Не получилось. Не было бодрости. Как не было страха и других бушевавших совсем недавно эмоций.
— Пойдем, — кивнул Тимур. — Попробуем сторговаться.
Ворожцов выключил ПДА и убрал в карман. Они спустились по небольшому откосу и зашагали по разбитым останкам дороги.
Шаг. Шаг. Еще шаг.
Шаги отщелкивали, как метроном.
Ворожцов попытался считать их, чтобы занять чем-то мысли, но быстро сбился. Снова нахлынули воспоминания.
Вот он, выход из лабиринта, в который сами себя загнали. Он был здесь всегда и не только здесь. Надо было лишь захотеть выйти. А они…

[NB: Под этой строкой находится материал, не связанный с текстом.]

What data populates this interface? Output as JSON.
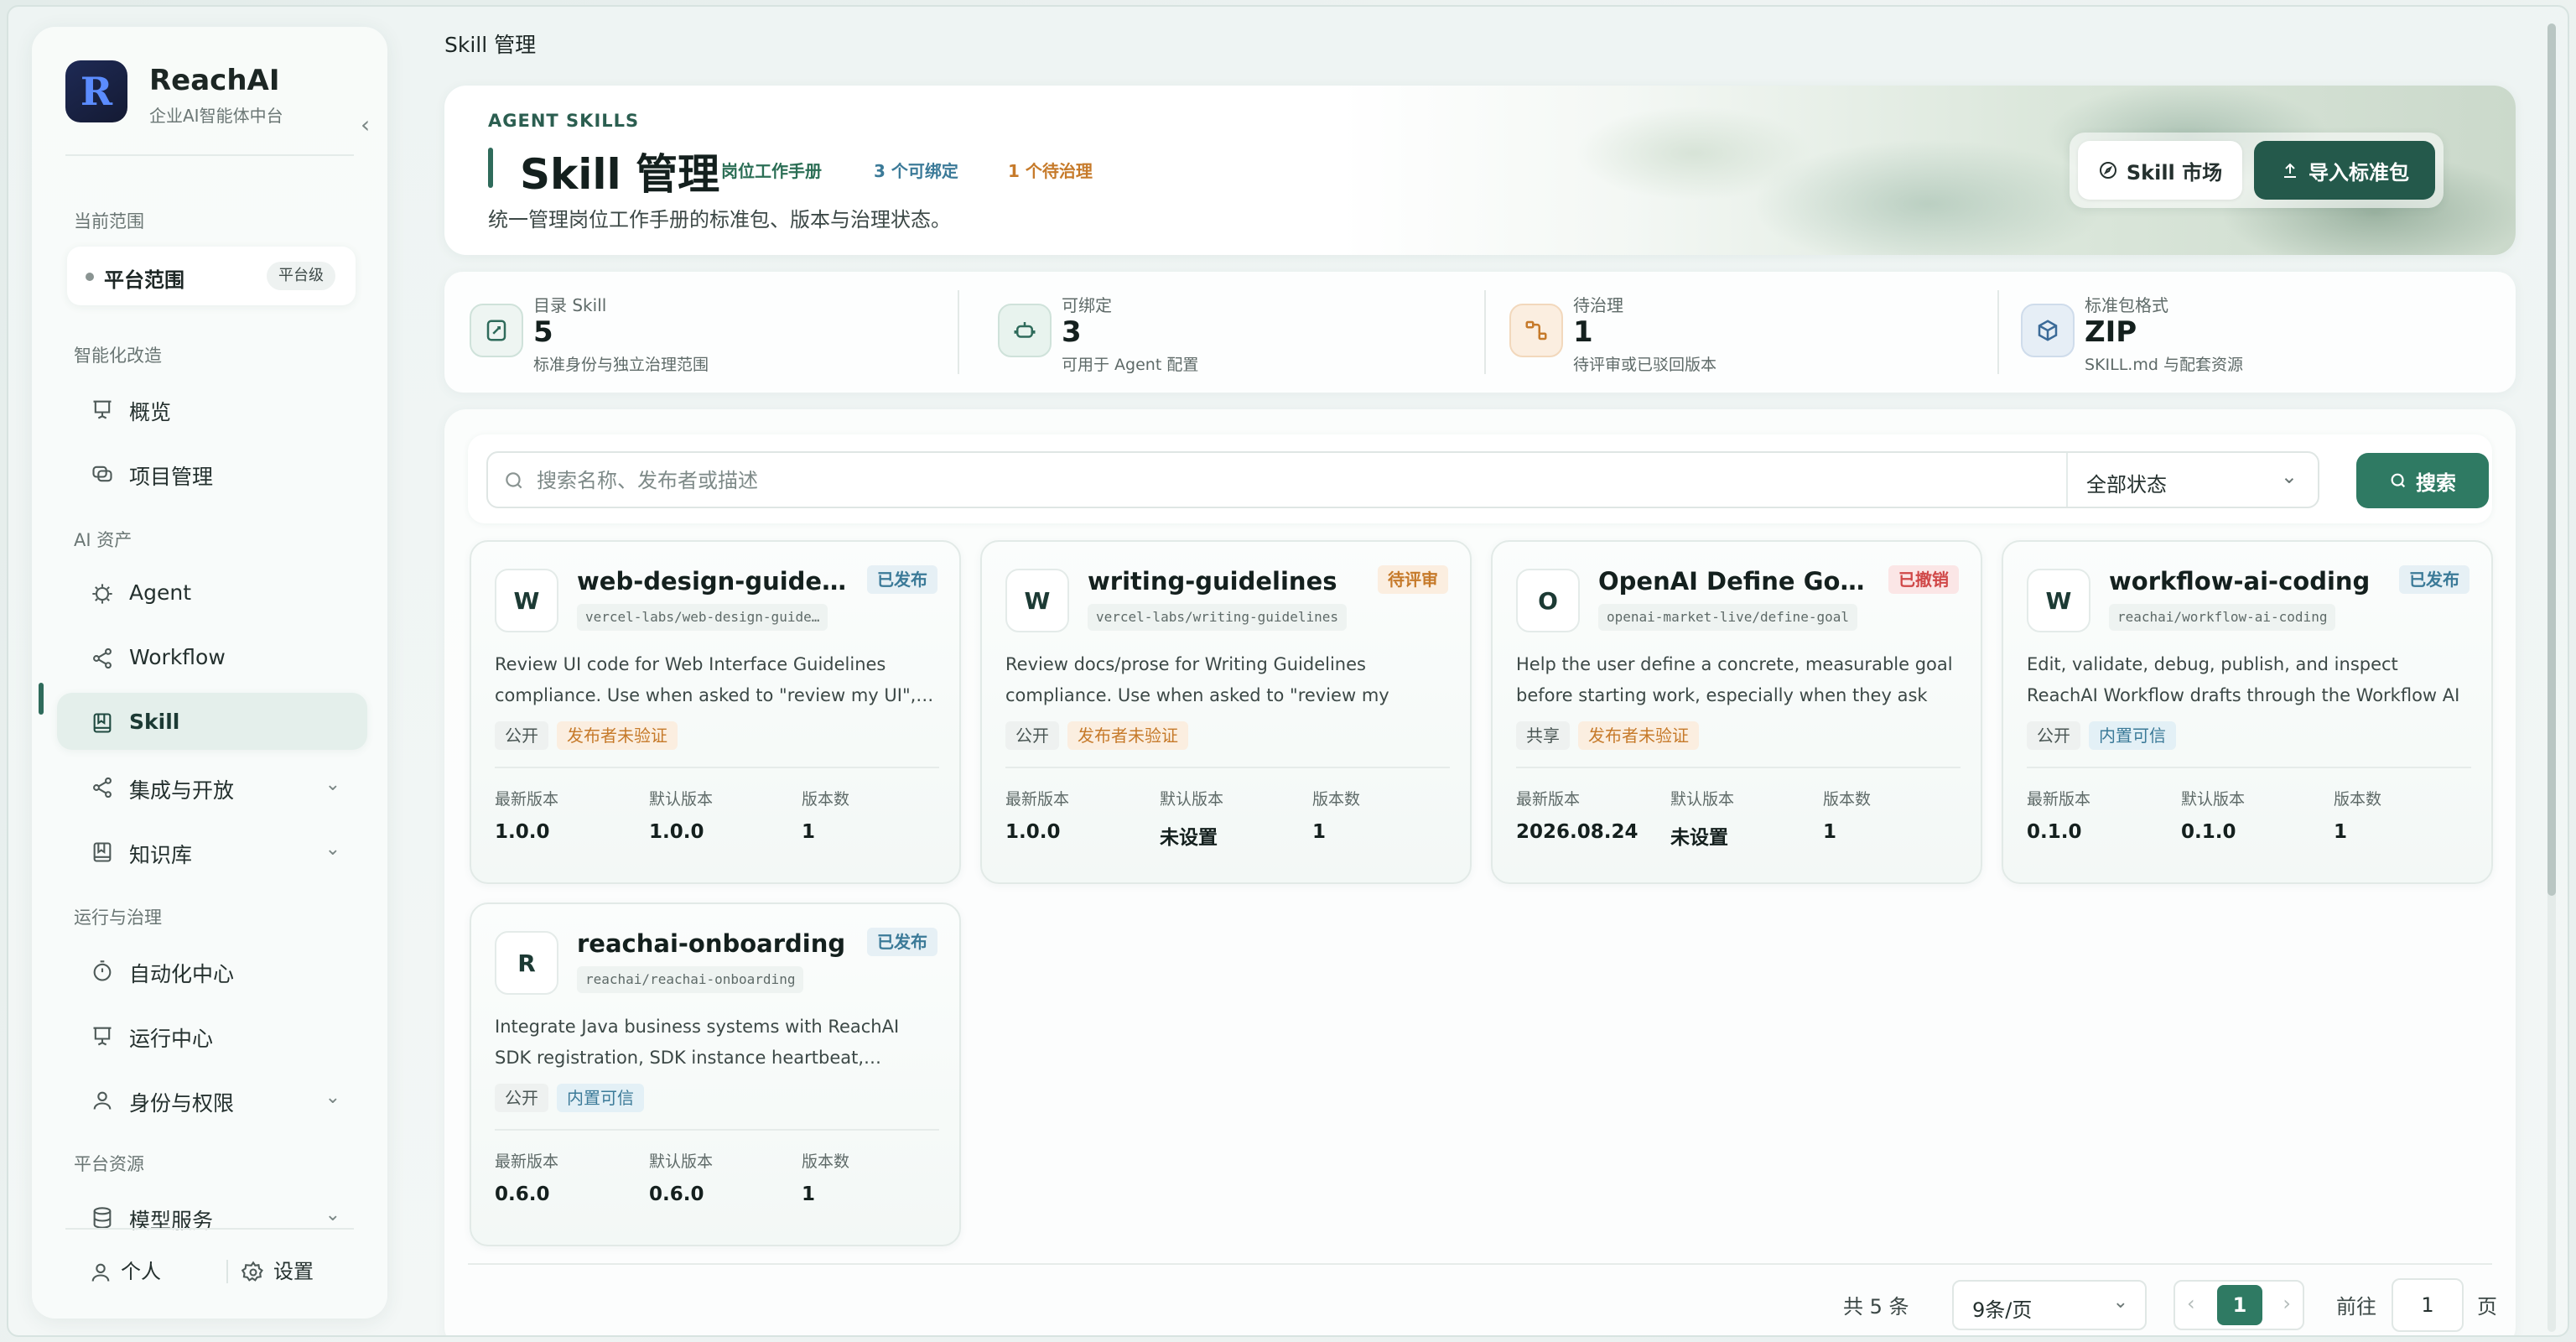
{
  "colors": {
    "accent": "#2f7a63",
    "accent_dark": "#24594b",
    "status_published": "#3b7a98",
    "status_review": "#c67a2a",
    "status_revoked": "#d04848"
  },
  "sidebar": {
    "brand_name": "ReachAI",
    "brand_sub": "企业AI智能体中台",
    "logo_letter": "R",
    "scope_label": "当前范围",
    "scope_value": "平台范围",
    "scope_badge": "平台级",
    "sections": {
      "intelligent": "智能化改造",
      "ai_assets": "AI 资产",
      "ops": "运行与治理",
      "platform": "平台资源"
    },
    "items": [
      {
        "label": "概览",
        "icon": "presentation-icon"
      },
      {
        "label": "项目管理",
        "icon": "projects-icon"
      },
      {
        "label": "Agent",
        "icon": "agent-icon"
      },
      {
        "label": "Workflow",
        "icon": "share-icon"
      },
      {
        "label": "Skill",
        "icon": "book-icon"
      },
      {
        "label": "集成与开放",
        "icon": "share-icon"
      },
      {
        "label": "知识库",
        "icon": "book-icon"
      },
      {
        "label": "自动化中心",
        "icon": "timer-icon"
      },
      {
        "label": "运行中心",
        "icon": "presentation-icon"
      },
      {
        "label": "身份与权限",
        "icon": "user-icon"
      },
      {
        "label": "模型服务",
        "icon": "database-icon"
      }
    ],
    "footer": {
      "personal": "个人",
      "settings": "设置"
    }
  },
  "breadcrumb": "Skill 管理",
  "hero": {
    "kicker": "AGENT SKILLS",
    "title": "Skill 管理",
    "chip_manual": "岗位工作手册",
    "chip_bindable": "3 个可绑定",
    "chip_pending": "1 个待治理",
    "desc": "统一管理岗位工作手册的标准包、版本与治理状态。",
    "btn_market": "Skill 市场",
    "btn_import": "导入标准包"
  },
  "stats": [
    {
      "label": "目录 Skill",
      "value": "5",
      "sub": "标准身份与独立治理范围",
      "icon": "catalog-icon"
    },
    {
      "label": "可绑定",
      "value": "3",
      "sub": "可用于 Agent 配置",
      "icon": "robot-icon"
    },
    {
      "label": "待治理",
      "value": "1",
      "sub": "待评审或已驳回版本",
      "icon": "flow-icon"
    },
    {
      "label": "标准包格式",
      "value": "ZIP",
      "sub": "SKILL.md 与配套资源",
      "icon": "package-icon"
    }
  ],
  "search": {
    "placeholder": "搜索名称、发布者或描述",
    "value": "",
    "status_value": "全部状态",
    "button": "搜索"
  },
  "meta_labels": {
    "latest": "最新版本",
    "default": "默认版本",
    "count": "版本数"
  },
  "cards": [
    {
      "initial": "W",
      "name": "web-design-guidelines",
      "slug": "vercel-labs/web-design-guide…",
      "status": "已发布",
      "desc": "Review UI code for Web Interface Guidelines compliance. Use when asked to \"review my UI\",…",
      "tags": [
        "公开",
        "发布者未验证"
      ],
      "latest": "1.0.0",
      "default": "1.0.0",
      "count": "1"
    },
    {
      "initial": "W",
      "name": "writing-guidelines",
      "slug": "vercel-labs/writing-guidelines",
      "status": "待评审",
      "desc": "Review docs/prose for Writing Guidelines compliance. Use when asked to \"review my docs\"…",
      "tags": [
        "公开",
        "发布者未验证"
      ],
      "latest": "1.0.0",
      "default": "未设置",
      "count": "1"
    },
    {
      "initial": "O",
      "name": "OpenAI Define Goal L…",
      "slug": "openai-market-live/define-goal",
      "status": "已撤销",
      "desc": "Help the user define a concrete, measurable goal before starting work, especially when they ask to…",
      "tags": [
        "共享",
        "发布者未验证"
      ],
      "latest": "2026.08.24",
      "default": "未设置",
      "count": "1"
    },
    {
      "initial": "W",
      "name": "workflow-ai-coding",
      "slug": "reachai/workflow-ai-coding",
      "status": "已发布",
      "desc": "Edit, validate, debug, publish, and inspect ReachAI Workflow drafts through the Workflow AI Coding…",
      "tags": [
        "公开",
        "内置可信"
      ],
      "latest": "0.1.0",
      "default": "0.1.0",
      "count": "1"
    },
    {
      "initial": "R",
      "name": "reachai-onboarding",
      "slug": "reachai/reachai-onboarding",
      "status": "已发布",
      "desc": "Integrate Java business systems with ReachAI SDK registration, SDK instance heartbeat,…",
      "tags": [
        "公开",
        "内置可信"
      ],
      "latest": "0.6.0",
      "default": "0.6.0",
      "count": "1"
    }
  ],
  "pagination": {
    "total": "共 5 条",
    "page_size": "9条/页",
    "current": "1",
    "goto_label": "前往",
    "goto_value": "1",
    "unit": "页"
  }
}
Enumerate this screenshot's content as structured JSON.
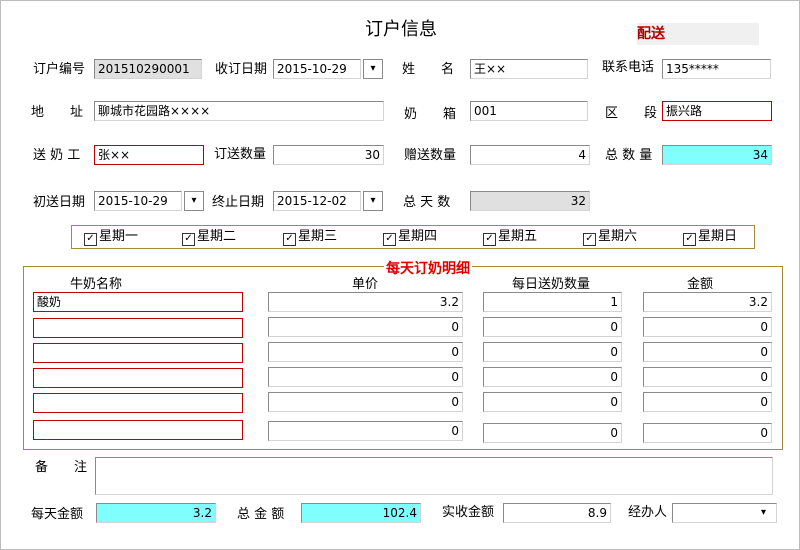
{
  "title": "订户信息",
  "tag": "配送",
  "labels": {
    "subscriber_no": "订户编号",
    "order_date": "收订日期",
    "name": "姓　　名",
    "phone": "联系电话",
    "address": "地　　址",
    "milk_box": "奶　　箱",
    "district": "区　　段",
    "courier": "送 奶 工",
    "order_qty": "订送数量",
    "gift_qty": "赠送数量",
    "total_qty": "总 数 量",
    "start_date": "初送日期",
    "end_date": "终止日期",
    "total_days": "总 天 数",
    "notes": "备　　注",
    "daily_amount": "每天金额",
    "total_amount": "总 金 额",
    "paid_amount": "实收金额",
    "handler": "经办人"
  },
  "fields": {
    "subscriber_no": "201510290001",
    "order_date": "2015-10-29",
    "name": "王××",
    "phone": "135*****",
    "address": "聊城市花园路××××",
    "milk_box": "001",
    "district": "振兴路",
    "courier": "张××",
    "order_qty": "30",
    "gift_qty": "4",
    "total_qty": "34",
    "start_date": "2015-10-29",
    "end_date": "2015-12-02",
    "total_days": "32",
    "notes": "",
    "daily_amount": "3.2",
    "total_amount": "102.4",
    "paid_amount": "8.9",
    "handler": ""
  },
  "weekdays": [
    {
      "label": "星期一",
      "checked": true
    },
    {
      "label": "星期二",
      "checked": true
    },
    {
      "label": "星期三",
      "checked": true
    },
    {
      "label": "星期四",
      "checked": true
    },
    {
      "label": "星期五",
      "checked": true
    },
    {
      "label": "星期六",
      "checked": true
    },
    {
      "label": "星期日",
      "checked": true
    }
  ],
  "detail": {
    "title": "每天订奶明细",
    "headers": [
      "牛奶名称",
      "单价",
      "每日送奶数量",
      "金额"
    ],
    "rows": [
      {
        "name": "酸奶",
        "price": "3.2",
        "qty": "1",
        "amount": "3.2"
      },
      {
        "name": "",
        "price": "0",
        "qty": "0",
        "amount": "0"
      },
      {
        "name": "",
        "price": "0",
        "qty": "0",
        "amount": "0"
      },
      {
        "name": "",
        "price": "0",
        "qty": "0",
        "amount": "0"
      },
      {
        "name": "",
        "price": "0",
        "qty": "0",
        "amount": "0"
      },
      {
        "name": "",
        "price": "0",
        "qty": "0",
        "amount": "0"
      }
    ]
  },
  "icons": {
    "dropdown": "chevron-down-icon",
    "check": "checkmark-icon"
  }
}
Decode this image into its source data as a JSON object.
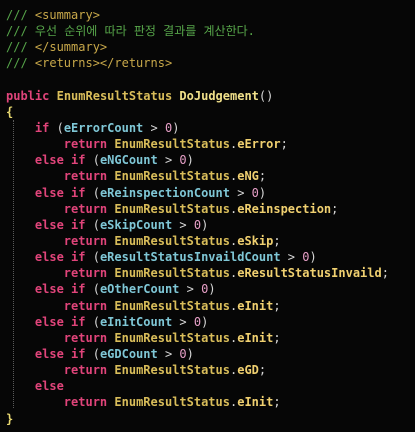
{
  "comment": {
    "prefix": "/// ",
    "summary_open": "<summary>",
    "summary_text": "우선 순위에 따라 판정 결과를 계산한다.",
    "summary_close": "</summary>",
    "returns": "<returns></returns>"
  },
  "signature": {
    "modifier": "public",
    "return_type": "EnumResultStatus",
    "name": "DoJudgement",
    "params": "()"
  },
  "braces": {
    "open": "{",
    "close": "}"
  },
  "keywords": {
    "if": "if",
    "else_if": "else if",
    "else": "else",
    "return": "return"
  },
  "enum_class": "EnumResultStatus",
  "branches": [
    {
      "kw": "if",
      "var": "eErrorCount",
      "cmp": " > ",
      "num": "0",
      "result": "eError"
    },
    {
      "kw": "else if",
      "var": "eNGCount",
      "cmp": " > ",
      "num": "0",
      "result": "eNG"
    },
    {
      "kw": "else if",
      "var": "eReinspectionCount",
      "cmp": " > ",
      "num": "0",
      "result": "eReinspection"
    },
    {
      "kw": "else if",
      "var": "eSkipCount",
      "cmp": " > ",
      "num": "0",
      "result": "eSkip"
    },
    {
      "kw": "else if",
      "var": "eResultStatusInvaildCount",
      "cmp": " > ",
      "num": "0",
      "result": "eResultStatusInvaild"
    },
    {
      "kw": "else if",
      "var": "eOtherCount",
      "cmp": " > ",
      "num": "0",
      "result": "eInit"
    },
    {
      "kw": "else if",
      "var": "eInitCount",
      "cmp": " > ",
      "num": "0",
      "result": "eInit"
    },
    {
      "kw": "else if",
      "var": "eGDCount",
      "cmp": " > ",
      "num": "0",
      "result": "eGD"
    }
  ],
  "else_result": "eInit",
  "colors": {
    "background": "#060606",
    "comment": "#57a64a",
    "keyword": "#e0447a",
    "type": "#d9bd5a",
    "identifier": "#7fc7d6",
    "number": "#e8a0c8"
  }
}
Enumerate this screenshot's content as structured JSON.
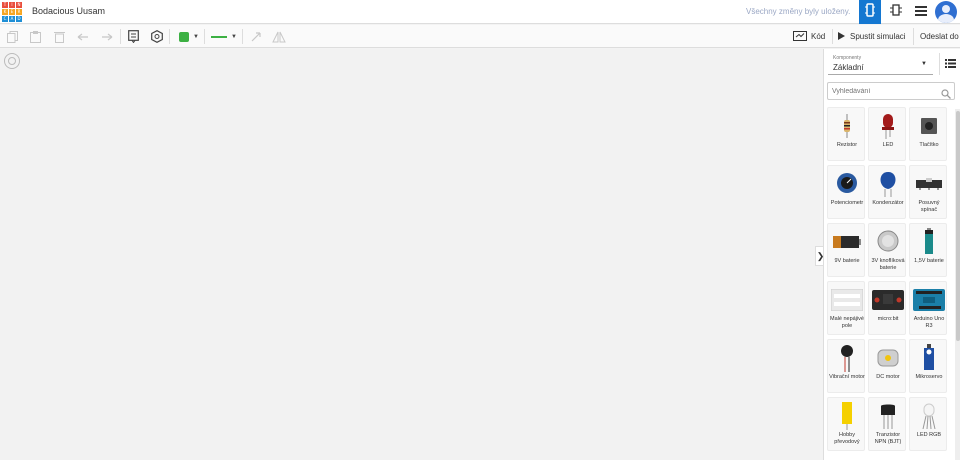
{
  "topbar": {
    "project_title": "Bodacious Uusam",
    "saved_status": "Všechny změny byly uloženy.",
    "logo_letters": [
      "T",
      "I",
      "N",
      "K",
      "E",
      "R",
      "C",
      "A",
      "D"
    ],
    "logo_colors": [
      "#e94e3d",
      "#e94e3d",
      "#e94e3d",
      "#f6a623",
      "#f6a623",
      "#f6a623",
      "#1f8fd6",
      "#1f8fd6",
      "#1f8fd6"
    ],
    "views": [
      {
        "icon": "circuit-view-icon",
        "active": true
      },
      {
        "icon": "schematic-view-icon",
        "active": false
      },
      {
        "icon": "component-list-icon",
        "active": false
      }
    ]
  },
  "toolbar": {
    "tools": [
      "copy-icon",
      "paste-icon",
      "delete-icon",
      "undo-icon",
      "redo-icon",
      "note-icon",
      "notes-visibility-icon"
    ],
    "wire_color": "#3cb043",
    "code_label": "Kód",
    "simulate_label": "Spustit simulaci",
    "export_label": "Odeslat do"
  },
  "panel": {
    "select_caption": "Komponenty",
    "select_value": "Základní",
    "search_placeholder": "Vyhledávání",
    "components": [
      {
        "label": "Rezistor",
        "icon": "resistor"
      },
      {
        "label": "LED",
        "icon": "led"
      },
      {
        "label": "Tlačítko",
        "icon": "pushbutton"
      },
      {
        "label": "Potenciometr",
        "icon": "potentiometer"
      },
      {
        "label": "Kondenzátor",
        "icon": "capacitor"
      },
      {
        "label": "Posuvný spínač",
        "icon": "slide-switch"
      },
      {
        "label": "9V baterie",
        "icon": "battery-9v"
      },
      {
        "label": "3V knoflíková baterie",
        "icon": "coin-battery"
      },
      {
        "label": "1,5V baterie",
        "icon": "battery-aa"
      },
      {
        "label": "Malé nepájivé pole",
        "icon": "breadboard"
      },
      {
        "label": "micro:bit",
        "icon": "microbit"
      },
      {
        "label": "Arduino Uno R3",
        "icon": "arduino"
      },
      {
        "label": "Vibrační motor",
        "icon": "vibration-motor"
      },
      {
        "label": "DC motor",
        "icon": "dc-motor"
      },
      {
        "label": "Mikroservo",
        "icon": "micro-servo"
      },
      {
        "label": "Hobby převodový",
        "icon": "hobby-gearmotor"
      },
      {
        "label": "Tranzistor NPN (BJT)",
        "icon": "npn-transistor"
      },
      {
        "label": "LED RGB",
        "icon": "rgb-led"
      }
    ]
  }
}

Просто глупо лезли туда, где им нечего было делать.
Где их не ждали.
Где им не место.
Лезли, выбрав себе жизненно важной целью то, что оказалось вовсе не нужным.
У блокпоста возникло движение. Кто-то там, должно быть, уже держал их на мушке.
Шаг. Шаг. Еще…
Тимур остановился. Ворожцов сделал то же самое шагом позже.
На дорогу вышли двое парней в военной форме. Молодые. Один держал наизготовку автомат Калашникова. Напряженный, готовый нажать на спуск в любое мгновение. Второй опустил оружие стволом в землю и только смотрел на них.
Что-то знакомое почудилось Ворожцову в этом взгляде.
— Эй вы! А ну-ка стоять! — приказал первый, хотя они и без того не двигались. — Грабли на затылок.
Второй только улыбнулся криво, уголком рта. И было в этой корявой улыбке одновременно столько понимания, грусти, боли, что Ворожцов вздрогнул, словно его ударило током.
Он вспомнил, где и когда видел этого парня: три дня назад, когда они выпрыгивали из грузовиков. Военный заметил их, но не поднял тревогу. Лишь криво улыбнулся уголком рта. Так же, как и теперь.
Почти так же. Чего-то не хватало.
— Грабли на затылок! — рявкнул первый. — Ну!
Не стреляйте, хотел крикнуть Ворожцов. Мы ведь только дети.
Но голос неожиданно отказал, а в голову острым раскаленным шилом воткнулась пугающая своей простотой и непоправимостью мысль.
Он с ужасом осознал: они получили то, за чем шли. Вернее, потеряли что-то, потеряли без шансов найти, попросить обратно.
Пустота внутри, так до конца и не заполнившаяся болью, будто взорвалась.
Снова захотелось кричать. Но не военным, а кому-то выше. Кричать, умолять вернуть пропажу. Вот только возврат был невозможен.
Детство кончилось.
Навсегда.
Ворожцов медленно поднял руки, положил ладони на затылок и закрыл глаза.